Rule 9.118 Review of Order of Hearing Panel

(A) Review of Order; Time.

(1) The administrator, the complainant, or the respondent may petition the board in writing to review the order of a hearing panel filed under MCR 9.113(B), 9.115, 9.116, 9.120, 9.121 or 9.124. The board may grant review of a nonfinal order and decide such interlocutory matters without a hearing. A petition for review must set forth the reasons and the grounds on which review is sought and must be filed with the board within 21 days after the order is served. The petitioner must serve copies of the petition and the accompanying documents on the other party and the complainant and file a proof of service with the board.

(2) A cross-petition for review may be filed within 21 days after the petition for review is served on the cross-petitioner. The cross-petition must be served on the other party and the complainant, and a proof of service must be filed with the board.

(3) A delayed petition for review may be considered by the board chairperson under the guidelines of MCR 7.205(G). If a petition for review is filed more than 12 months after the order of the hearing panel is entered, the petition may not be granted.

(B) Order to Show Cause. If a petition for review is timely filed or a delayed petition for review is accepted for filing, the board shall issue an order to show cause, at a date and time specified, why the order of the hearing panel should not be affirmed. The order shall establish a briefing schedule for all parties and may require that an answer to the petition or cross-petition be filed. An opposing party may file an answer even if the order does not require one. The board must serve the order to show cause on the administrator, respondent, and complainant at least 21 days before the hearing. Failure to comply with the order to show cause, including, but not limited to, a requirement for briefs, may be grounds for dismissal of a petition for review. Dismissal of a petition for review shall not affect the validity of a cross-petition for review.

(C) Hearing.

(1) A hearing on the order to show cause must be heard by a subboard of at least 3 board members assigned by the chairperson. The board must make a final decision on consideration of the whole record, including a transcript of the presentation made to the subboard and the subboard’s recommendation. The respondent shall appear personally at the review hearing unless excused by the board. Failure to appear may result in denial of any relief sought by the respondent, or any other action allowable under MCR 9.118(D).
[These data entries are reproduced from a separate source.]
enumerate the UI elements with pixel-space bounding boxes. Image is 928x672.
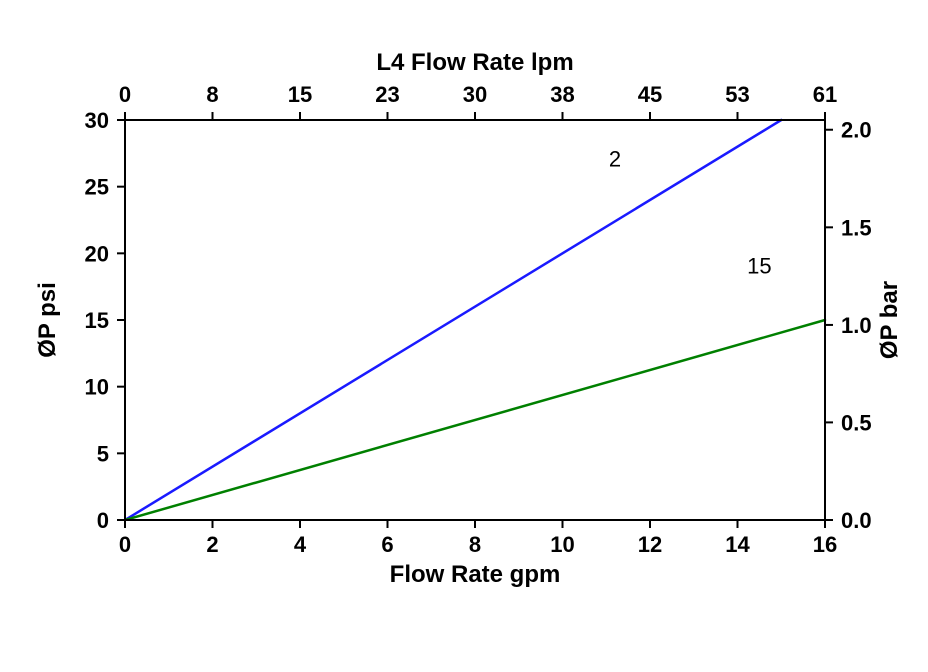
- axis-title-top: L4 Flow Rate lpm: [376, 49, 573, 76]
- y-left-tick-label: 30: [85, 108, 109, 133]
- y-left-tick-label: 5: [97, 441, 109, 466]
- x-bottom-tick-label: 14: [725, 532, 750, 557]
- axis-title-left: ØP psi: [34, 282, 61, 358]
- x-top-tick-label: 38: [550, 82, 574, 107]
- series-label-2: 2: [609, 147, 621, 172]
- x-bottom-tick-label: 8: [469, 532, 481, 557]
- x-bottom-tick-label: 2: [206, 532, 218, 557]
- x-bottom-tick-label: 6: [381, 532, 393, 557]
- y-left-tick-label: 10: [85, 375, 109, 400]
- x-top-tick-label: 61: [813, 82, 837, 107]
- line-chart: 0 2 4 6 8 10 12 14 16 0 8 15 23 30 38 45 53 61 0 5 10 15 20 25 3…: [0, 0, 928, 672]
- x-bottom-tick-label: 12: [638, 532, 662, 557]
- series-label-15: 15: [747, 253, 771, 278]
- y-left-tick-label: 0: [97, 508, 109, 533]
- y-right-tick-label: 0.0: [841, 508, 872, 533]
- x-top-tick-label: 8: [206, 82, 218, 107]
- x-top-tick-label: 30: [463, 82, 487, 107]
- axis-title-right: ØP bar: [876, 281, 903, 359]
- plot-area: [125, 120, 825, 520]
- y-right-tick-label: 1.0: [841, 313, 872, 338]
- x-top-tick-label: 0: [119, 82, 131, 107]
- y-right-tick-label: 1.5: [841, 215, 872, 240]
- x-top-tick-label: 15: [288, 82, 312, 107]
- x-top-tick-label: 45: [638, 82, 662, 107]
- x-bottom-tick-label: 0: [119, 532, 131, 557]
- x-top-tick-label: 53: [725, 82, 749, 107]
- y-left-tick-label: 20: [85, 241, 109, 266]
- y-right-tick-label: 0.5: [841, 410, 872, 435]
- axis-title-bottom: Flow Rate gpm: [390, 561, 561, 588]
- chart-container: 0 2 4 6 8 10 12 14 16 0 8 15 23 30 38 45 53 61 0 5 10 15 20 25 3…: [0, 0, 928, 672]
- x-bottom-tick-label: 4: [294, 532, 307, 557]
- x-bottom-tick-label: 10: [550, 532, 574, 557]
- y-left-tick-label: 15: [85, 308, 109, 333]
- y-right-tick-label: 2.0: [841, 118, 872, 143]
- x-top-tick-label: 23: [375, 82, 399, 107]
- x-bottom-tick-label: 16: [813, 532, 837, 557]
- y-left-tick-label: 25: [85, 175, 109, 200]
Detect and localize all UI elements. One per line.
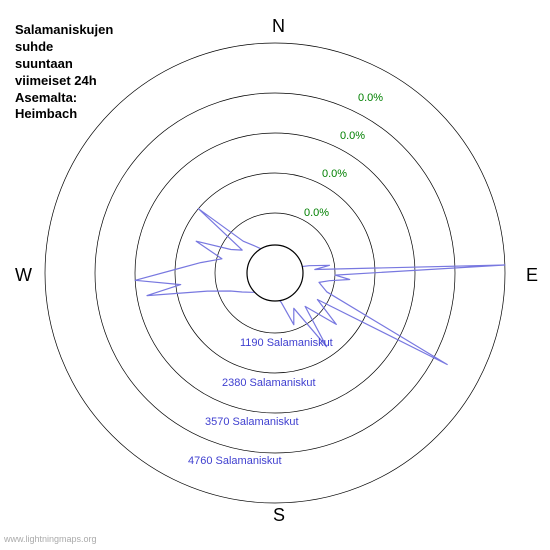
chart-title: Salamaniskujen suhde suuntaan viimeiset …: [15, 22, 113, 123]
strike-count-label: 1190 Salamaniskut: [240, 337, 333, 349]
strike-count-label: 4760 Salamaniskut: [188, 455, 282, 467]
footer-attribution: www.lightningmaps.org: [4, 534, 97, 544]
cardinal-west: W: [15, 265, 32, 286]
cardinal-north: N: [272, 16, 285, 37]
strike-count-label: 3570 Salamaniskut: [205, 416, 299, 428]
percent-label: 0.0%: [340, 130, 365, 142]
center-circle: [247, 245, 303, 301]
strike-count-label: 2380 Salamaniskut: [222, 377, 316, 389]
cardinal-east: E: [526, 265, 538, 286]
percent-label: 0.0%: [358, 92, 383, 104]
percent-label: 0.0%: [322, 168, 347, 180]
cardinal-south: S: [273, 505, 285, 526]
percent-label: 0.0%: [304, 207, 329, 219]
polar-chart-container: { "title": "Salamaniskujen\nsuhde\nsuunt…: [0, 0, 550, 550]
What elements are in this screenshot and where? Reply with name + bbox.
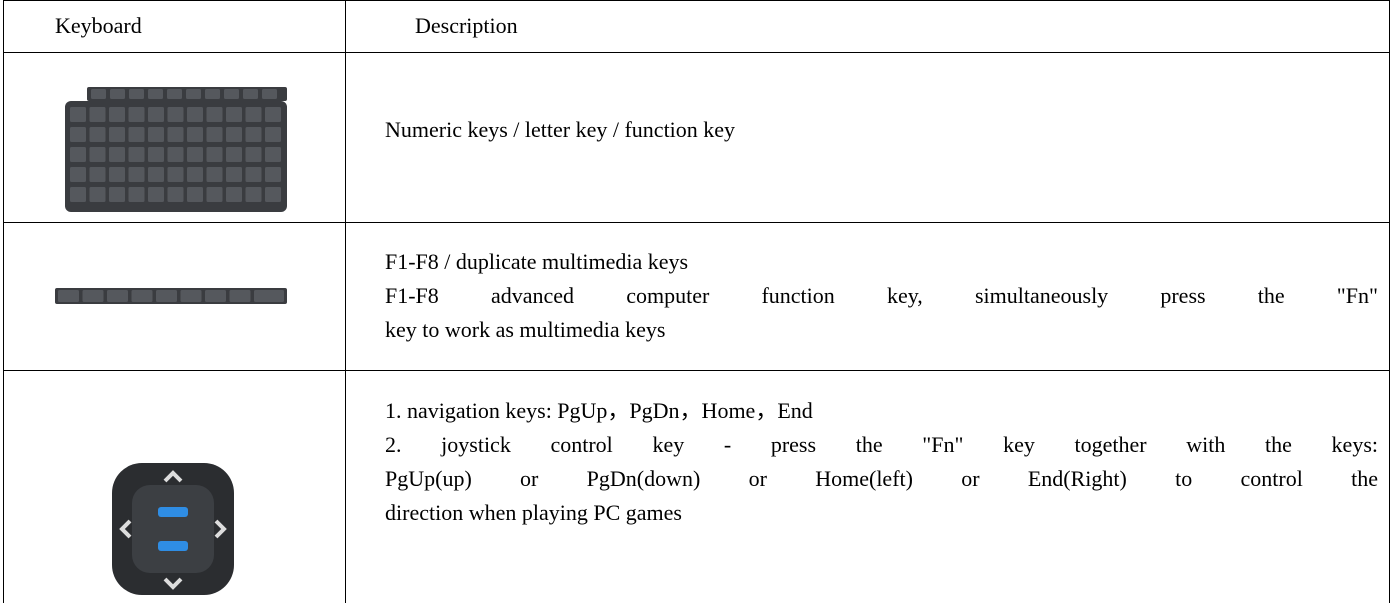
key — [107, 290, 128, 302]
key — [82, 290, 104, 302]
key — [70, 167, 86, 182]
key — [262, 89, 277, 99]
key — [148, 147, 164, 162]
key — [89, 147, 106, 162]
key — [148, 127, 164, 142]
key — [70, 107, 86, 122]
key — [109, 187, 125, 202]
key — [265, 167, 281, 182]
key — [156, 290, 177, 302]
key — [226, 187, 242, 202]
key — [265, 187, 281, 202]
description-line: 1. navigation keys: PgUp，PgDn，Home，End — [385, 398, 813, 423]
key — [187, 107, 203, 122]
key — [148, 89, 163, 99]
key — [245, 147, 262, 162]
key — [243, 89, 258, 99]
key — [167, 167, 184, 182]
key — [245, 107, 262, 122]
key — [167, 89, 182, 99]
key — [91, 89, 106, 99]
description-line: PgUp(up) or PgDn(down) or Home(left) or … — [385, 466, 1378, 491]
key — [229, 290, 251, 302]
key — [128, 127, 145, 142]
border — [3, 222, 1390, 223]
key — [205, 89, 220, 99]
key — [131, 290, 153, 302]
key — [70, 127, 86, 142]
border — [1389, 0, 1390, 603]
key — [109, 167, 125, 182]
keyboard-image — [65, 87, 287, 212]
key — [148, 167, 164, 182]
key — [109, 127, 125, 142]
key — [167, 147, 184, 162]
key — [180, 290, 202, 302]
key — [206, 187, 223, 202]
key — [226, 147, 242, 162]
key — [187, 147, 203, 162]
function-keys-image — [55, 288, 287, 304]
key — [245, 187, 262, 202]
border — [345, 0, 346, 603]
key — [109, 147, 125, 162]
key — [206, 147, 223, 162]
key — [187, 167, 203, 182]
key — [110, 89, 125, 99]
border — [3, 0, 4, 603]
key — [265, 147, 281, 162]
description-line: 2. joystick control key - press the "Fn"… — [385, 432, 1378, 457]
key — [187, 127, 203, 142]
key — [89, 127, 106, 142]
key — [128, 167, 145, 182]
key — [226, 107, 242, 122]
key — [148, 107, 164, 122]
description-line: F1-F8 / duplicate multimedia keys — [385, 249, 689, 274]
key — [109, 107, 125, 122]
key — [89, 107, 106, 122]
header-cell: Description — [415, 13, 518, 38]
key — [70, 187, 86, 202]
key — [167, 127, 184, 142]
description-line: direction when playing PC games — [385, 500, 682, 525]
key — [128, 147, 145, 162]
description-line: F1-F8 advanced computer function key, si… — [385, 283, 1378, 308]
key — [206, 167, 223, 182]
description-line: key to work as multimedia keys — [385, 317, 666, 342]
key — [167, 187, 184, 202]
description-line: Numeric keys / letter key / function key — [385, 117, 736, 142]
key — [58, 290, 79, 302]
joystick-image — [112, 463, 234, 595]
key — [265, 127, 281, 142]
key — [206, 127, 223, 142]
key — [129, 89, 144, 99]
key — [128, 107, 145, 122]
key — [245, 127, 262, 142]
header-cell: Keyboard — [55, 13, 142, 38]
key — [186, 89, 201, 99]
key — [224, 89, 239, 99]
key — [128, 187, 145, 202]
key — [226, 167, 242, 182]
key — [205, 290, 226, 302]
key — [206, 107, 223, 122]
key — [245, 167, 262, 182]
key — [265, 107, 281, 122]
key — [89, 187, 106, 202]
border — [3, 52, 1390, 53]
key — [148, 187, 164, 202]
key — [167, 107, 184, 122]
key — [70, 147, 86, 162]
key — [226, 127, 242, 142]
key — [187, 187, 203, 202]
key — [89, 167, 106, 182]
border — [3, 370, 1390, 371]
key — [254, 290, 284, 302]
border — [3, 0, 1390, 1]
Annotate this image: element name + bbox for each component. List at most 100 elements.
(2) If the board believes that additional testimony should be taken, it may refer the case to a hearing panel or a master. The panel or the master shall then take the additional testimony and shall make a supplemental report, including a transcript of the additional testimony, pleadings, exhibits, and briefs with the board. Notice of the filing of the supplemental report and a copy of the report must be served as an original report and order of a hearing panel.

(D) Decision. After the hearing on the order to show cause, the board may affirm, amend, reverse, or nullify the order of the hearing panel in whole or in part or order other discipline. A discipline order is not effective until 28 days after it is served on the respondent unless the board finds good cause for the order to take effect earlier.

(E) Motion for Reconsideration; Stay. A motion for reconsideration may be filed at any time before the board’s order takes effect. An answer to a motion for reconsideration may be filed. If the discipline order is a suspension for 179 days or less, a stay of the discipline order will automatically issue on the timely filing by the respondent of a motion for reconsideration. If the discipline is greater than a 179-day suspension, the respondent may petition for a stay. If the board grants a stay, the stay remains effective for 28 days after the board enters its order granting or denying reconsideration.

(F) Filing Orders. The board must file a copy of its discipline order with the Supreme Court clerk and the clerk of the county where the respondent resides and where his or her office is located. The order must be served on all parties. If the respondent requests it in writing, a dismissal order must be similarly filed and served.